妊娠している時は、分娩時までに治療しておかなければ、産道を赤ちゃんが通ってくる時に赤ちゃんの口に入り、特に未熟児の場合に鵞口瘡というカンジダ性の口内炎になり、口がただれて母乳を飲めなくなることがあります。また、口の中に入ったカンジダ菌が腸を通り、便に排出され、新生児期にカンジダによるおしりのただれが生じることもあります。さらにあまり多くはありませんがカンジダによる子宮の出口である頚管部の炎症で破水が起こり早産を引き起こすこともあります。

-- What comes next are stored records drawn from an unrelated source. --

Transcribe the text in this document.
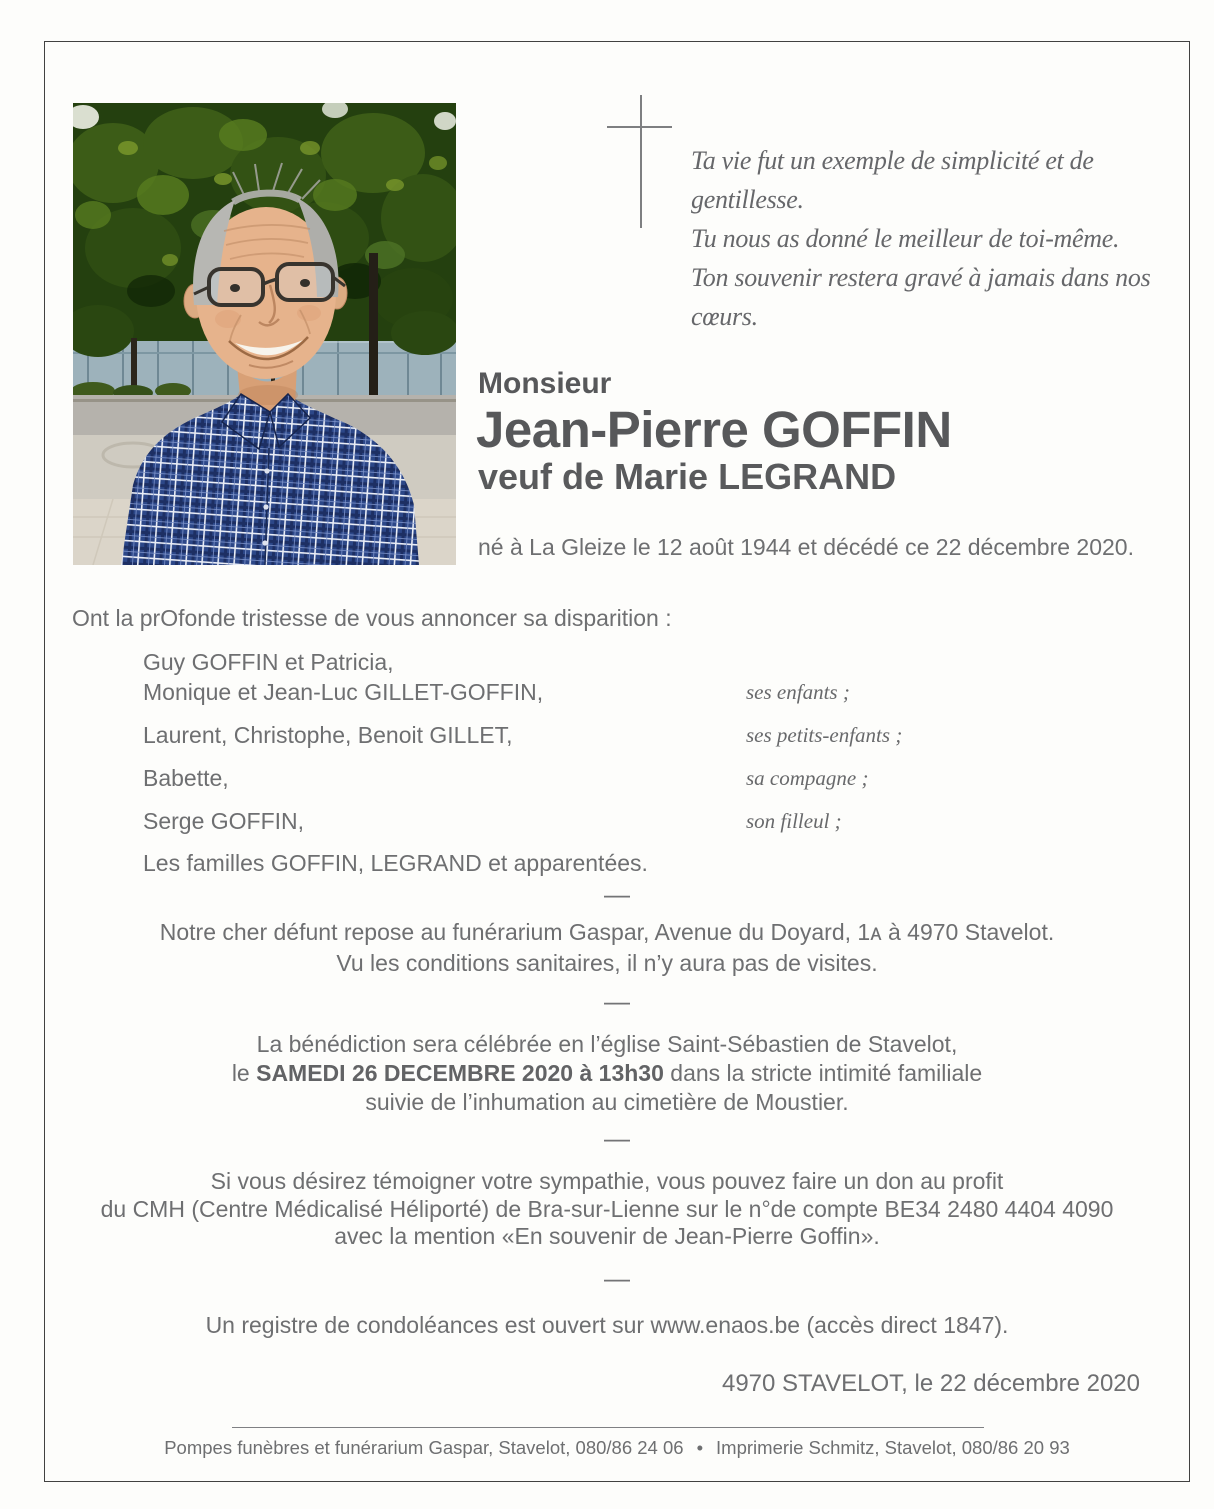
Ta vie fut un exemple de simplicité et de gentillesse.

Tu nous as donné le meilleur de toi-même.

Ton souvenir restera gravé à jamais dans nos cœurs.

Monsieur

Jean-Pierre GOFFIN

veuf de Marie LEGRAND

né à La Gleize le 12 août 1944 et décédé ce 22 décembre 2020.

Ont la prOfonde tristesse de vous annoncer sa disparition :

Guy GOFFIN et Patricia,
Monique et Jean-Luc GILLET-GOFFIN,	ses enfants ;
Laurent, Christophe, Benoit GILLET,	ses petits-enfants ;
Babette,	sa compagne ;
Serge GOFFIN,	son filleul ;
Les familles GOFFIN, LEGRAND et apparentées.
—
—
—
—

Notre cher défunt repose au funérarium Gaspar, Avenue du Doyard, 1ᴀ à 4970 Stavelot.

Vu les conditions sanitaires, il n’y aura pas de visites.

La bénédiction sera célébrée en l’église Saint-Sébastien de Stavelot,

le SAMEDI 26 DECEMBRE 2020 à 13h30 dans la stricte intimité familiale

suivie de l’inhumation au cimetière de Moustier.

Si vous désirez témoigner votre sympathie, vous pouvez faire un don au profit

du CMH (Centre Médicalisé Héliporté) de Bra-sur-Lienne sur le n°de compte BE34 2480 4404 4090

avec la mention «En souvenir de Jean-Pierre Goffin».

Un registre de condoléances est ouvert sur www.enaos.be (accès direct 1847).

4970 STAVELOT, le 22 décembre 2020

Pompes funèbres et funérarium Gaspar, Stavelot, 080/86 24 06 • Imprimerie Schmitz, Stavelot, 080/86 20 93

抗生物質の治療を受けた後もよくカンジダ症になり来院する方がいます。これは抗生物質によりカンジダに拮抗する腟の中の細菌が減少し、カンジダが増殖しやすい環境ができるためです。しかし、抗生物質も必要な場合は飲まなければカンジダ症どころではない重症の炎症を引き起こしてしまいます。カンジダ症になりやすいので抗生物質は飲まないという自己判断する方がいますが、医師の指示に従って服用して下さい。

カンジダ症を何度も繰り返す方がいますが、この場合は糖尿病のことがあります。糖尿病の場合尿に糖が多く含まれているわけですが、この尿糖が外陰部を刺激して、また免疫能の低下がカンジダ症を発症し易い状態にします。

また、温泉、サウナ、岩盤浴に行ったあとカンジダ症になってくる方もいます。そこで感染したというわけではありません。長時間体温が上がると、カンジダ菌が腟の中で増殖してくるものと考えられます。

市販の軟膏を塗って外陰炎がひどくなってから来院する方もいます。かゆみ止めの中にはカンジダ症を悪化させるステロイドという物質が含まれていることがよくあります。単なる湿疹であればこれは有効のことがあるのですが、カンジダの場合は逆効果です。

カンジダ症の治療は腟洗浄した後に腟座薬を腟内にいれるのに通院します。また、外陰炎にはカンジダ症のための軟膏を塗ります。かゆみがなくなると通院を中断してしまう方がいますが、中途で腟洗浄、腟座薬挿入を終えますとすぐ再発してきます。外陰部がかゆいのは腟に繁殖したカンジダ菌が外陰に降りてきて炎症を引き起こしているのですから、外陰部の炎症が治まっても、もとの腟内の炎症が治っていない場合は再発してきます。難治性の場合は飲み薬も使用することがあります。